Note: Notebook 2 is a continuation of Notebook 1. Please run Notebook 1 first and then run Notebook 2.
This task aims to classify images of White Blood Cells into 9 subtypes. The specific types of WBCs to be classified are as follows: bands, basophils, blasts, eosinophils, lymphocytes, metamyelocytes, monocytes, myelocytes, and neutrophils.
The data has been provided to me and it contains two folders: WBC and classify-images. Images in the WBC folder have been used for training and testing the model. While the classify-images folder has been used to classify images into the 9 subtypes mentioned above.
-> WBC: This folder has 9 sub-folders, each containing labelled images of the sub-types of WBC. The images in these 9 sub-folders are to be used for training and testing the model.
-> classify-images: This folder has unlabelled images. It is to be used for classifying the images after the model has been trained and tested.
-
All the tasks have been performed in the free version of the Colab notebook having System RAM = 12.7 GB.
-
The models have been trained using GPU T4.
- Creation of train and test folders using the labelled images of the folder WBC in the base directory:
-> train: 80% of the labelled images of the folder WBC are copied into the train folder.
-> test: the remaining labelled images are copied into the test folder. The test folder will be used for model testing and evaluation. This is because the folder classify-images has unlabelled images and it is difficult to create a confusion matrix using it.
-
Normalization: The independent variable X is an array created from images having dimensions = 256, 256. Hence X has been normalized so that the images contribute more evenly to the total loss.
-
Augmentation: The dataset is augmented to increase the variations in the images of each class.
-
Over-sampling using SMOTE: The balance of the dataset is checked and it is found that it is an unbalanced dataset. Hence, the imbalance is removed using SMOTE.
-
One-hot encoding of the labels in the training dataset.

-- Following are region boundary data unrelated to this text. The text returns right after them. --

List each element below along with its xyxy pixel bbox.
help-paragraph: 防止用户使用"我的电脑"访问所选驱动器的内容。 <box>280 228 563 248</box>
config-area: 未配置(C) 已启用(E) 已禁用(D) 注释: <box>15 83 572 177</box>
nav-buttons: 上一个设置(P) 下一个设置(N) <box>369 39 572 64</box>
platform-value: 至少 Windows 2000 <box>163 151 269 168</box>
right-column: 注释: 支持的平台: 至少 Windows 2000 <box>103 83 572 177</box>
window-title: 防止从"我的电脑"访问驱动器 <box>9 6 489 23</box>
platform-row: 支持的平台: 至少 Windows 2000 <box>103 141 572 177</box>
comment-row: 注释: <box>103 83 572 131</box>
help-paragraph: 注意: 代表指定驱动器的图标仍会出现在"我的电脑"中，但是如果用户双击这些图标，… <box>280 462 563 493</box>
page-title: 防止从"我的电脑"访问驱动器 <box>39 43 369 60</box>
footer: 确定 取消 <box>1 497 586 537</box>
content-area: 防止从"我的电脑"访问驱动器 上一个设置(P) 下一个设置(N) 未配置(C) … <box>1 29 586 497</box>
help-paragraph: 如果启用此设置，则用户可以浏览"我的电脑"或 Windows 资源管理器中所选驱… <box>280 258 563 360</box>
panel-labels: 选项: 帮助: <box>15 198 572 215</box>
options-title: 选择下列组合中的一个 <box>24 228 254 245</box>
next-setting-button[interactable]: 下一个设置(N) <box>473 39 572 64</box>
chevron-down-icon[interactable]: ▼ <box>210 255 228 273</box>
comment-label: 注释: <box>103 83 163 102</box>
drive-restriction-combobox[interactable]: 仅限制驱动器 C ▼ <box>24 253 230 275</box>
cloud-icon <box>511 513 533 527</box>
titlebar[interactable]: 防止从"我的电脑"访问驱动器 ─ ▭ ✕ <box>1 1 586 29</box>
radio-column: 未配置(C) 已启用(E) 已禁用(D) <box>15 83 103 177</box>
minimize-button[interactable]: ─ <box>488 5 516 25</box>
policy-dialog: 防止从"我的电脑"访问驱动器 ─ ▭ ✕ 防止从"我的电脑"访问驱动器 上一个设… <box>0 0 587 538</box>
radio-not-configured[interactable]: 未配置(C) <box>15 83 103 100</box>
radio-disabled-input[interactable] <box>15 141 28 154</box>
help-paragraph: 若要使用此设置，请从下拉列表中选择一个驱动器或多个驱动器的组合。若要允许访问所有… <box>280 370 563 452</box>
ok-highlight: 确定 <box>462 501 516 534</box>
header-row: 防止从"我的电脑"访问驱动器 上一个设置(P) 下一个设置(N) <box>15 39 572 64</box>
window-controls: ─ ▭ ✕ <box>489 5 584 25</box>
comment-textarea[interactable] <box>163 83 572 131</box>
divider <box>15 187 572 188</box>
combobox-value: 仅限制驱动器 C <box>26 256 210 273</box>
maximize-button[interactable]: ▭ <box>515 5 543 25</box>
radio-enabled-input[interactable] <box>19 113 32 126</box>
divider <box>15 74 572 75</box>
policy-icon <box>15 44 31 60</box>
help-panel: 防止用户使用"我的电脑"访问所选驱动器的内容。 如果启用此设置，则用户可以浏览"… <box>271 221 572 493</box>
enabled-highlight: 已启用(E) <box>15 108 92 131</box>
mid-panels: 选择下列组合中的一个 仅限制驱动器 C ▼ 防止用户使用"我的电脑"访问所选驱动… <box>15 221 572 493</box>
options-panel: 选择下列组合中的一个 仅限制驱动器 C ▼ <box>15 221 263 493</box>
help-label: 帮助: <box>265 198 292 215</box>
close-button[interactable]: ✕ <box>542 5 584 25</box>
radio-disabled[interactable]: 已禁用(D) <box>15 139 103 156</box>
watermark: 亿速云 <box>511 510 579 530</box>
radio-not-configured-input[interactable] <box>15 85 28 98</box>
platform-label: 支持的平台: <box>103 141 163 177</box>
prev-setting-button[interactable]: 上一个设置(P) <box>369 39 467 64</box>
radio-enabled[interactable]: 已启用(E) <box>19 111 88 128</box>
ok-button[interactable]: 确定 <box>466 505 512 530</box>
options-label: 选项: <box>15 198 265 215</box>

Note: Accuracy is used as a metric for model evaluation because it is more important that the model classifies each image correctly rather than penalizing the False-Positives (Precision) or the False-Negatives (Recall) or penalizing both (F1).
VGG16 model: It gave a prediction accuracy of around 75% on the test set created from the wbc folder.

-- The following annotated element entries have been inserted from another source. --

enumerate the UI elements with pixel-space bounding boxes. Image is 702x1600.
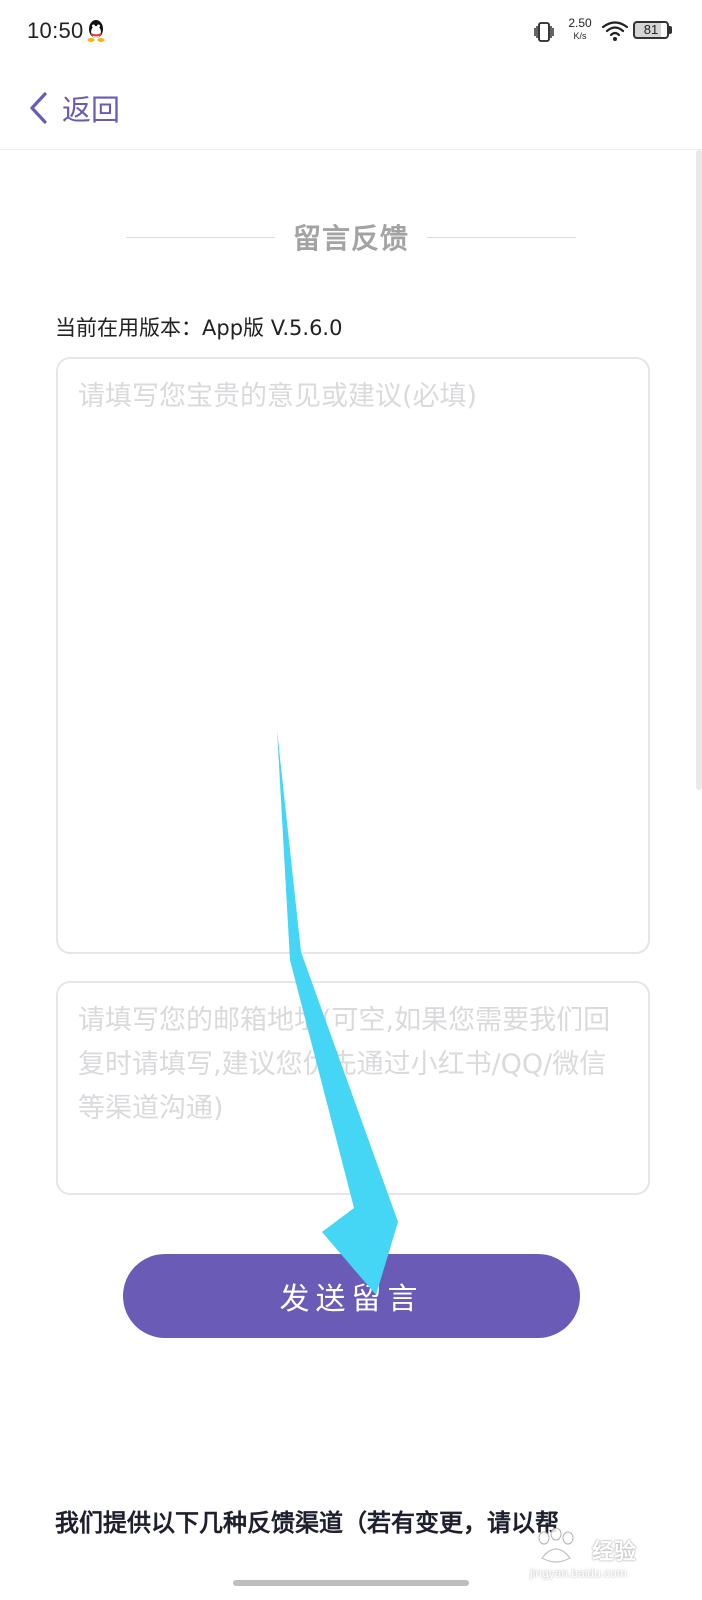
battery-icon: 81 — [633, 21, 669, 39]
feedback-textarea[interactable] — [56, 357, 650, 954]
watermark-text: 经验 — [592, 1540, 637, 1565]
divider-left — [126, 236, 275, 238]
network-speed-value: 2.50 — [568, 16, 592, 30]
status-bar: 10:50 2.50 K/s 81 — [0, 0, 702, 64]
divider-right — [427, 236, 577, 238]
qq-icon — [87, 20, 105, 42]
back-button[interactable]: 返回 — [28, 84, 120, 132]
nav-bar: 返回 — [0, 64, 702, 150]
network-speed: 2.50 K/s — [566, 17, 594, 43]
watermark-url: jingyan.baidu.com — [530, 1566, 627, 1580]
paw-logo-icon — [538, 1528, 574, 1563]
wifi-icon — [602, 21, 628, 41]
home-indicator[interactable] — [233, 1580, 469, 1586]
vibrate-icon — [534, 22, 554, 42]
email-textarea[interactable] — [56, 981, 650, 1195]
scrollbar[interactable] — [696, 150, 702, 790]
watermark: 经验 jingyan.baidu.com — [530, 1528, 680, 1588]
section-header: 留言反馈 — [126, 215, 577, 259]
chevron-left-icon — [30, 92, 47, 124]
network-speed-unit: K/s — [573, 31, 587, 41]
battery-tip — [669, 26, 672, 34]
status-time: 10:50 — [27, 18, 84, 43]
version-info: 当前在用版本：App版 V.5.6.0 — [55, 316, 343, 340]
send-message-button[interactable]: 发送留言 — [123, 1254, 580, 1338]
back-label: 返回 — [62, 93, 121, 127]
page-title: 留言反馈 — [293, 222, 410, 255]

After training the model, predictions have been made on the classify-images folder dataset and the output has been stored in a dataframe.
The dataset is originally imbalanced. It is biased towards the well-represented classes. The results are not expected to generalize well due to the fact that some classes in the train dataset are under-represented and hence SMOTE technique is used to treat the underlying imbalance. However, SMOTE can still be ineffective in model fine-tuning due to the generation of lower-quality images.
-
The computational resource limitation to handle image data: The pre-processing steps, especially image augmentation and SMOTE, are restricted by the 12.7 GB RAM available in the Colab notebook.
-
To manage the computational limitation, multiple Colab notebooks for different tasks have been used.
-
Concerning SMOTE: SMOTE uses the KNN algorithm to increase the number of samples in the minority classes. The class blasts in the training dataset have only 3 images. This means that each image has only 2 neighbours in the original train dataset. Hence, applying SMOTE to the original training dataset may create many similar images in the under-represented classes.
-
Hence, image augmentation has been done before applying SMOTE. Augmentation creates many variations in the under-represented classes and after that, SMOTE over-samples the variations.
-
A CNN model built from scratch and a Resnet152 model were also trained. But their predictions were not satisfactory. More work has to be done to improve their predictions.
-
Fine-tuning the VGG16 model.
-
Dealing with overfitting.
-
Selecting the appropriate number of layers to unfreeze by careful experimentation.